What to see on the Moscow to Novosibirsk train route:
Yaroslavl: one of Russia’s Golden Ring cities, Yaroslavl is filled with ancient religious monuments such as the Transfiguration of the Saviour Monastery and Assumption Cathedral, has a UNESCO-recognised historical city centre, and romantic riverside spots.
Vladimir: another jewel of Russia’s Golden Ring and the capital of medieval Russia, established in the year 995. Like Yaroslavl, Vladimir is dotted with UNESCO World Heritage Sites and ancient monuments like the 12th-century Uspensky Cathedral and the Golden Gate.
Nizhny Novgorod: a vital trading hub from the medieval times to the heyday of the Russian Empire, the city is home to several beautiful churches and cathedrals, the Kremlin, the vast Nizhny Novgorod Fair, and stunning promenades along the Volga.

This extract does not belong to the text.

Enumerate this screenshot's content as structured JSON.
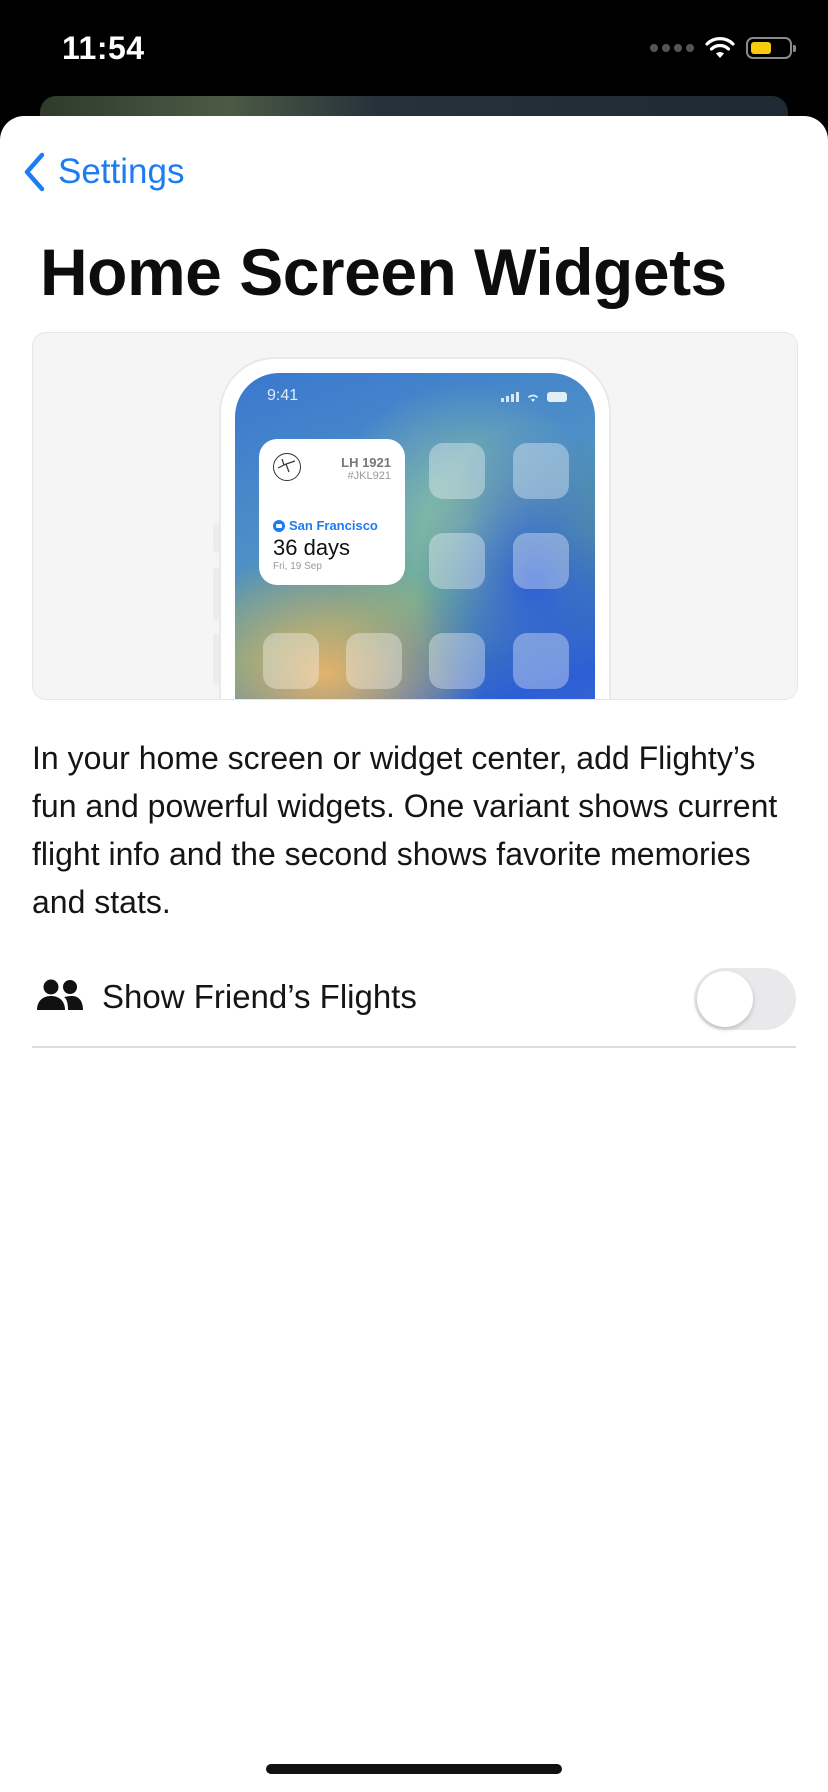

Kazan: the capital city of the Republic of Tatarstan was established in 1005 and is unique for its blend of Russian and Tatar cultures. Main landmarks are the UNESCO-recognised Kremlin, home to the Kul Sharif Mosque and the Orthodox Annunciation Cathedral, Museum of 1000 Years of Kazan, and the Temple of All Religions.
Yekaterinburg: formerly closed to outsiders during the Soviet era, today Yekaterinburg is a vibrant hub of Russian culture, art and music which is often known as the capital of the Urals. The city is best known as being the deathplace of Nicholas II and his family.
Novosibirsk: the largest city in Siberia and Russia’s most important center of culture and science after St Petersburg and Moscow. Not only is it packed with landmarks such as the Opera and Ballet Theater (the largest in Russia), Art Museum, Museum of Local Lore, and Central Siberian Botanical Garden, but the surrounding region bursts with nature.
As we’ve mentioned, not every train from Moscow to Novosibirsk serves all of these cities. Choose your service carefully if there’s a particular place you’d like to stop off en route.